In a typical embodiment, the communication device 155 is a non-HVAC device having a primary function that is not associated with HVAC systems. For example, non-HVAC devices include mobile-computing devices that are configured to interact with the HVAC system 100 to monitor and modify at least some of the operating parameters of the HVAC system 100. Mobile computing devices may be, for example, a personal computer (e.g., desktop or laptop), a tablet computer, a mobile device (e.g., smart phone), and the like. In a typical embodiment, the communication device 155 includes at least one processor, memory and a user interface, such as a display. One skilled in the art will also understand that the communication device 155 disclosed herein includes other components that are typically included, in such devices including, for example, a power supply, a communications interface, and the like.
The zone controller 180 is configured to manage movement of conditioned air to designated zones of the enclosed space 101. Each of the designated zones include at least one conditioning or demand unit such as, for example, the gas heat 120 and at least one user interface 170 such as, for example, the thermostat. The zone-controlled HVAC system 100 allows the user to independently control the temperature in the designated zones. In a typical embodiment, the zone controller 180 operates electronic dampers 185 to control air flow to the zones of the enclosed space 101.
In some embodiments, a data bus 190, which in the illustrated embodiment is a serial bus, couples various components of the HVAC system 100 together such that data is communicated therebetween. In a typical embodiment, the data bus 190 may include, for example, any combination of hardware, software embedded in a computer readable medium, or encoded logic incorporated in hardware or otherwise stored (e.g., firmware) to couple components of the HVAC system 100 to each other. As an example and not by way of limitation, the data bus 190 may include an Accelerated Graphics Port (AGP) or other graphics bus, a Controller Area Network (CAN) bus, a front-side bus (FSB), a HYPERTRANSPORT (HT) interconnect, an INFINIBAND interconnect, a low-pin-count (LPC) bus, a memory bus, a Micro Channel Architecture (MCA) bus, a Peripheral Component Interconnect (PCI) bus, a PCI-Express (PCI-X) bus, a serial advanced technology attachment (SATA) bus, a Video Electronics Standards Association local (VLB) bus, or any other suitable bus or a combination of two or more of these. In various embodiments, the data bus 190 may include any number, type, or configuration of data buses 190, where appropriate. In particular embodiments, one or more data buses 190 (which may each include an address bus and a data bus) may couple the HVAC controller 150 to other components of the HVAC system 100. In other embodiments, connections between various components of the HVAC system 100 are wired. For example, conventional cable and contacts may be used to couple the HVAC controller 150 to the various components. In some embodiments, a wireless connection is employed to provide at least some of the connections between components of the HVAC system such as, for example, a connection between the HVAC controller 150 and the variable-speed indoor circulation fan 110 or the plurality of environment sensors 160.

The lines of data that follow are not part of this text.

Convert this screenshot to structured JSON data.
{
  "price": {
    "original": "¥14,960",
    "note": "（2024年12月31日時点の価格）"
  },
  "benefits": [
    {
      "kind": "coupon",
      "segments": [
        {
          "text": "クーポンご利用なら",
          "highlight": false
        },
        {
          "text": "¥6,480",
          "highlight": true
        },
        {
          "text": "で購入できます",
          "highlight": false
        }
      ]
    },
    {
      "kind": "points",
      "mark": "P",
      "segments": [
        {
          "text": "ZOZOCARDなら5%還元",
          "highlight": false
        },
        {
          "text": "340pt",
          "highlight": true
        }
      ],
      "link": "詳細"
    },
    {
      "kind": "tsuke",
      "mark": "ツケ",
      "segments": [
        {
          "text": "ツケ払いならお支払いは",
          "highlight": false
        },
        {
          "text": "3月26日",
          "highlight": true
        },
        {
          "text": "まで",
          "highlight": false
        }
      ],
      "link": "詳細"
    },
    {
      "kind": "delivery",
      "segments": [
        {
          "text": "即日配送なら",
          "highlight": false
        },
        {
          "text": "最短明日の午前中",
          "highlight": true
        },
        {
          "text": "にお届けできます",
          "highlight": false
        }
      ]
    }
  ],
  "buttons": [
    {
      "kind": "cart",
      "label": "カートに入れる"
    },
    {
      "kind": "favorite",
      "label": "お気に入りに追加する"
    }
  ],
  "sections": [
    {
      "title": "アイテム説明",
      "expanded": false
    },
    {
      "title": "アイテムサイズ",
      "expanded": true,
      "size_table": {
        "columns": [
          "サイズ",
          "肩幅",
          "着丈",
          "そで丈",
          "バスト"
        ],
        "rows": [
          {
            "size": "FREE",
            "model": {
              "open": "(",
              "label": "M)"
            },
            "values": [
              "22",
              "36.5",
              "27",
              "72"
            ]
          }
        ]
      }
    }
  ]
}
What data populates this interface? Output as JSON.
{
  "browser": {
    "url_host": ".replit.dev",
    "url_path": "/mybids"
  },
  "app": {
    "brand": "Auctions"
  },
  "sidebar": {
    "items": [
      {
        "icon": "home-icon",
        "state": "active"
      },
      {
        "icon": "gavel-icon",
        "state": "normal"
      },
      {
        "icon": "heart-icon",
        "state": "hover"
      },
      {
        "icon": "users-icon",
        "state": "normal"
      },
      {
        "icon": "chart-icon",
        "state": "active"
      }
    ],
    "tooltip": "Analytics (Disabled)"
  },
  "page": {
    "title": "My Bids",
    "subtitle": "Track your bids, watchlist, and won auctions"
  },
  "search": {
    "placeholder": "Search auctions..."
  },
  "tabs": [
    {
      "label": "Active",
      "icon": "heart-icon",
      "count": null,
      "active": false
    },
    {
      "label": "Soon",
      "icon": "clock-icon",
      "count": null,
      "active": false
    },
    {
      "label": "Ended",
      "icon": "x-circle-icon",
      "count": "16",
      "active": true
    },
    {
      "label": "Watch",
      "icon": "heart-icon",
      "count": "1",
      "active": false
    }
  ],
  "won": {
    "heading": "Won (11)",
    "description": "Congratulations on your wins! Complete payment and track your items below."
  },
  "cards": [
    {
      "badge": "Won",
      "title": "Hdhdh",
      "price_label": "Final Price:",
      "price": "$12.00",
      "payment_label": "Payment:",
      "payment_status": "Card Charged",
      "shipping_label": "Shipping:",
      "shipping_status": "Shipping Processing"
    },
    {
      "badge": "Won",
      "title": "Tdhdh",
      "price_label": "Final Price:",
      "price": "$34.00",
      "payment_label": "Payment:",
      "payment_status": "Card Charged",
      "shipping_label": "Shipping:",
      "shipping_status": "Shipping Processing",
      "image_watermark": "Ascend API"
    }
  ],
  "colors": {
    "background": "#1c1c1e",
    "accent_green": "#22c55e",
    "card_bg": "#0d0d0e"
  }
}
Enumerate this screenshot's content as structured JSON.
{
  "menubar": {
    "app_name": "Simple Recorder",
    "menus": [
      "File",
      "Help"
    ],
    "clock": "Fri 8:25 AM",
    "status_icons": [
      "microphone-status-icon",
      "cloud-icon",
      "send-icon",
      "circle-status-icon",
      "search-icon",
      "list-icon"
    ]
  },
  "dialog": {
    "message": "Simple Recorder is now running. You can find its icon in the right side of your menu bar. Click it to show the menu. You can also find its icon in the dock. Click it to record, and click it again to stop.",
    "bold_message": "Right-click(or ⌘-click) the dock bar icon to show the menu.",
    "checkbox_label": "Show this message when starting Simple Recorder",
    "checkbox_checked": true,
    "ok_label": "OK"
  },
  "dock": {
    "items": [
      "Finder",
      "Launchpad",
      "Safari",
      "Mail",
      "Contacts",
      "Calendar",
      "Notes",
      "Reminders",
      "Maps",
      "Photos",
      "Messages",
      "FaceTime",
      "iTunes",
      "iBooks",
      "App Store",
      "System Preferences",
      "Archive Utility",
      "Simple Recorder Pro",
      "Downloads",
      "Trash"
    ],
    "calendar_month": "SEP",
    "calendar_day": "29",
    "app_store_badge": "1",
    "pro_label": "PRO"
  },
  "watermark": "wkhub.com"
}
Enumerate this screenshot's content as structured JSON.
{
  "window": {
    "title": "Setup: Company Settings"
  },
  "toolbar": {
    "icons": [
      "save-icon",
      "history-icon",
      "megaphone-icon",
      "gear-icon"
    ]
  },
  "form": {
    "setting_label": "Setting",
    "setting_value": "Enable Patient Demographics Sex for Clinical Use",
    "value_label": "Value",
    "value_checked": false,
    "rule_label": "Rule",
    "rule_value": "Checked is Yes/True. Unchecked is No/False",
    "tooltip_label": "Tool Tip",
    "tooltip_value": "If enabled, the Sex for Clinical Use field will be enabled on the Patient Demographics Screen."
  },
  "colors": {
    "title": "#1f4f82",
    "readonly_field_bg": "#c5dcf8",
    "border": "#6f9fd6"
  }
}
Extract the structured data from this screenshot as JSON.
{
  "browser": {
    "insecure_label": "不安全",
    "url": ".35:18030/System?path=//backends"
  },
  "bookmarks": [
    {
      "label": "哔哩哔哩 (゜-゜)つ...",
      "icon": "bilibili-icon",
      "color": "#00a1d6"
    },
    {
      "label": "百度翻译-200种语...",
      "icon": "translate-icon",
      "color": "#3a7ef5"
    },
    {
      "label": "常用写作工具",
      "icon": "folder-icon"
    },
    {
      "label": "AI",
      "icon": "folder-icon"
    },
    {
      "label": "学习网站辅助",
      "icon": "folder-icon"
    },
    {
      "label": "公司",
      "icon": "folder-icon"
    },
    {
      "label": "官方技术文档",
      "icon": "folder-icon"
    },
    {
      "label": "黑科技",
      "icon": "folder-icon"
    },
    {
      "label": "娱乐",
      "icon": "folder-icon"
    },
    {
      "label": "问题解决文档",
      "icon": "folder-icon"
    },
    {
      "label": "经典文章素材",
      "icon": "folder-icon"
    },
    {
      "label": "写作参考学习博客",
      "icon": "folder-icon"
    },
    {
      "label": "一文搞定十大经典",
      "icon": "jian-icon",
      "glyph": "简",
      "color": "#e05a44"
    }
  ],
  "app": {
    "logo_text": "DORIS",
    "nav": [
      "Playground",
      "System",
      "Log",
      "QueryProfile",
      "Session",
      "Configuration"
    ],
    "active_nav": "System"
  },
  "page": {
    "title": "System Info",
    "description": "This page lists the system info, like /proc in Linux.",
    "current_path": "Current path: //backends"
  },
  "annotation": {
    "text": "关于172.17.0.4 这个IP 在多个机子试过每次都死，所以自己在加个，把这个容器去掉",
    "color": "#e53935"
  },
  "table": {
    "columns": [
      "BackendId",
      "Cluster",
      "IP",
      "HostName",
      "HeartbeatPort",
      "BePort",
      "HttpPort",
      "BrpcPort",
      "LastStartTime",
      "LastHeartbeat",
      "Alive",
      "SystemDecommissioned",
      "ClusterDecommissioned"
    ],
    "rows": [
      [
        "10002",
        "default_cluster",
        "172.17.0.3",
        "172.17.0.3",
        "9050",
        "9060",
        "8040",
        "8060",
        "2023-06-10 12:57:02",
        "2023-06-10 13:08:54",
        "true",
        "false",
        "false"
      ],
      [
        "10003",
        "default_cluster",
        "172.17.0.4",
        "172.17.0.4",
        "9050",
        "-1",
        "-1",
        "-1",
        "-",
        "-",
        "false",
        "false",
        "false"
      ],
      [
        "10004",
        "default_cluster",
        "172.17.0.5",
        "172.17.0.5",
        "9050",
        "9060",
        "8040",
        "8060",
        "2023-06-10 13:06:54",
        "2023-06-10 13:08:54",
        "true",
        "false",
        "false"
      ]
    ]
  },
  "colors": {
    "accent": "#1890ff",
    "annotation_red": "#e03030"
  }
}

FIG. 2 is a schematic diagram of the exemplary HVAC system 100 with a humidity sensor 220. For illustrative purposes, FIG. 2 will be described herein relative to FIG. 1. In various embodiments, the HVAC system 100 may operate in a heating mode or an air-conditioning mode. When the HVAC system 100 is operating in the air-conditioning mode, the HVAC system 100 may further operate in one of a cooling mode or a dehumidification mode. The HVAC system 100 includes the indoor heat-exchange coil 130, the outdoor heat-exchange coil 142, the variable-speed compressor 140, and a metering device 202. In a typical embodiment, the metering device 202 is, for example, a thermostatic expansion valve or a throttling valve. The indoor heat-exchange coil 130 is fluidly coupled to the variable-speed compressor 140 via a suction line 204. The variable-speed compressor 140 is fluidly coupled to the outdoor heat-exchange coil 142 via a discharge line 206. The outdoor heat-exchange coil 142 is fluidly coupled to the metering device 202 via a liquid line 208.
Still referring to FIG. 2, during operation, low-pressure, low-temperature refrigerant is circulated through the indoor heat-exchange coil 130. The refrigerant is initially in a liquid/vapor state. In a typical embodiment, the refrigerant is, for example, R-22, R-134a, R-410A, R-744, or any other suitable type of refrigerant as dictated by design requirements. Air from within the enclosed space 101, which is typically warmer than the refrigerant, is circulated around the indoor heat-exchange coil 130 by the variable-speed indoor circulation fan 110. When the HVAC system operates in the air-conditioning mode, the indoor heat-exchange coil 130 functions as an evaporator. Thus, the refrigerant begins to boil after absorbing heat from the air and changes state to a low-pressure, low-temperature, super-heated vapor refrigerant. Saturated vapor, saturated liquid, and saturated fluid refer to a thermodynamic state where a liquid and its vapor exist in approximate equilibrium with each other. Super-heated fluid and super-heated vapor refer to a thermodynamic state where a vapor is heated above a saturation temperature of the vapor. Sub-cooled fluid and sub-cooled liquid refers to a thermodynamic state where a liquid is cooled below the saturation temperature of the liquid.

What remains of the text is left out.